State and local governments have continued to accumulate valuable assets, especially in the last 10 years.

States have generally improved their credit ratings since 2006, before the Great Recession. At that time, 9 states had the very highest AAA rating. 39 held very strong AA ratings. Just 2, Louisiana and California held “upper medium” A ratings. Recent data shows 7 more states, for a total of 16, at AAA ratings. 29 have strong AA ratings. 3 are at single A: Pennsylvania, Connecticut and Kentucky. 2 have fallen a step lower to BBB: Illinois and New Jersey. The median rating has improved from AA to AA+.

https://en.wikipedia.org/wiki/List_of_U.S._states_by_credit_rating

States have improved their pension fund percentage funding ratios, although some states remain at some risk of defaulting on their obligations.

https://www.urban.org/policy-centers/cross-center-initiatives/state-and-local-finance-initiative/state-and-local-backgrounders/state-and-local-expenditures

federalism.us

https://www.taxpolicycenter.org/statistics/state-and-local-general-expenditures-capita

State and local government spending per capita varies widely, reflecting local preferences. The mideast and far west are 15% above the national average while the southeast and southwest are 10% below the national average.

State spending varies even more widely. The national average is $6,900 per capita. California is 12th highest at $9,000 but neighbor Washington is much lower at $7,000 (26th). Massachusetts is also at $9,000 but its neighbor New Hampshire is at a very low $5,000 (46th). New York is lower than might be expected at $8,600 (15th). Nearby New Jersey, Pennsylvania and Virginia spend $7,200-7,500, a bit above the national average. Michigan, Ohio and Illinois spend less than the national average at $6,100-6,300, but nearby Indiana ($5,500), Kentucky ($8,500) and West Virginia ($10,300) have much different priorities. Georgia ($5,700), Alabama ($6,300) and Mississippi ($6,700) spend less than the national average. Texas spends only $4,700 per capita (48th) while its neighbor Arkansas spends $9,200 (10th).
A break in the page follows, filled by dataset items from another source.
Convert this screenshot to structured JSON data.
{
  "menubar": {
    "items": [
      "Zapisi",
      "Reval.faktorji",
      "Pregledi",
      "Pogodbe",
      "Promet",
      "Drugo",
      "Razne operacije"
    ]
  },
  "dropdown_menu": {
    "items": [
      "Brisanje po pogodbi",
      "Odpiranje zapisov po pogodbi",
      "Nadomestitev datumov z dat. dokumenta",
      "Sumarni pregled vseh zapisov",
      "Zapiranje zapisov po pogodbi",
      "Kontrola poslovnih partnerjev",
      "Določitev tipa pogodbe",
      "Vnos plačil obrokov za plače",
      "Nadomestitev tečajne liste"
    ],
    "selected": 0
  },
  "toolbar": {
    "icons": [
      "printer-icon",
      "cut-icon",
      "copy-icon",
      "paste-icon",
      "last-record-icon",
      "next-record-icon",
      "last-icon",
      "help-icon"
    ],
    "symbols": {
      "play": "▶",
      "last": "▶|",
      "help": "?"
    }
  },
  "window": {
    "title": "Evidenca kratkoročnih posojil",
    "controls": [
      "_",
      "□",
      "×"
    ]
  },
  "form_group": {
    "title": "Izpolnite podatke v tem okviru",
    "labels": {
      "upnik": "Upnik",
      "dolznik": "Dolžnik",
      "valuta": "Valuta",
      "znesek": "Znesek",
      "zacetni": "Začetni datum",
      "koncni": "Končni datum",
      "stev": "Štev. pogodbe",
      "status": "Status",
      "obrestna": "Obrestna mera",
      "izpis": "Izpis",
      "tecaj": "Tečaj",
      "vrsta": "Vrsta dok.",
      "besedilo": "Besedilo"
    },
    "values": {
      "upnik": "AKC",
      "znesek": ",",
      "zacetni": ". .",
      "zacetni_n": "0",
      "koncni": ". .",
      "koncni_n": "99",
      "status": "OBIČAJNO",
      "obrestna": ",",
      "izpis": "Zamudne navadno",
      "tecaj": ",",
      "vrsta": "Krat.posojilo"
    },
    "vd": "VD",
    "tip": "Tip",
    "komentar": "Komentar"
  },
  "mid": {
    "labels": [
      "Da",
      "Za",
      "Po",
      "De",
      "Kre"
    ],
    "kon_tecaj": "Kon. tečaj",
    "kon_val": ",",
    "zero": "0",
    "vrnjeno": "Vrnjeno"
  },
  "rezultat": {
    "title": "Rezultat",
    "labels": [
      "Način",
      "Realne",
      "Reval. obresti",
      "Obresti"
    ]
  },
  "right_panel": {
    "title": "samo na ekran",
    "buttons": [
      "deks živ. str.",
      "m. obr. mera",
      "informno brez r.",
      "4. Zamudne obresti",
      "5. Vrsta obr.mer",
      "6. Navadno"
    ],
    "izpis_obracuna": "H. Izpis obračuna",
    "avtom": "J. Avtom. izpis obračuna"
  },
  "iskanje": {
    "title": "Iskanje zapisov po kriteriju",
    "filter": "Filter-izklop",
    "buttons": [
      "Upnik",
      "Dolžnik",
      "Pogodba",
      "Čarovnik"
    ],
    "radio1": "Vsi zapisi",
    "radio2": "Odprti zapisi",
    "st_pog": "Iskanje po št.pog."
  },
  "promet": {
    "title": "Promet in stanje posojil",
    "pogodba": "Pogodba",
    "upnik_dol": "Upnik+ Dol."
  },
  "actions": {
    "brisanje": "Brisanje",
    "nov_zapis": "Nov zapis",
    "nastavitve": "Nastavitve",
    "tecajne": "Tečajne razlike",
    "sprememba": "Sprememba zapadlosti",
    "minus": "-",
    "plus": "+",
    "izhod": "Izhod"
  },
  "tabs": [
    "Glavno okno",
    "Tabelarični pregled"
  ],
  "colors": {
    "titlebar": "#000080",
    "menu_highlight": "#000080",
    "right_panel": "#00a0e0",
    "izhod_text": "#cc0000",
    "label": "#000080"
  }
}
Florida is the lowest spending state at just $4,000 per person, an amazing 42% less than the national average.

Another way to look at these differences is to compare the spending of 5 states. Rhode Island $10,400 (6th), Kentucky $8,500 (16th), Washington $7,000 (26th), Colorado $6,200 (36th) and New Hampshire $5,000 (46th). Rhode Island spends twice as much on state government than New Hampshire, a few miles away. This is the range in the US, reflecting vastly different local priorities.

Summary

In our federal system, state and local governments are called upon to manage one-half of total government spending. They routinely deliver budget surpluses and adapt during recessions, even the pandemic driven recession. They have accumulated significant real and financial assets to buffer difficult times. They have managed pension liabilities appropriately and improved their bond ratings and ability to borrow. They have taxed and spent to match local preferences. In aggregate, their spending has remained at the same percentage of GDP for many years.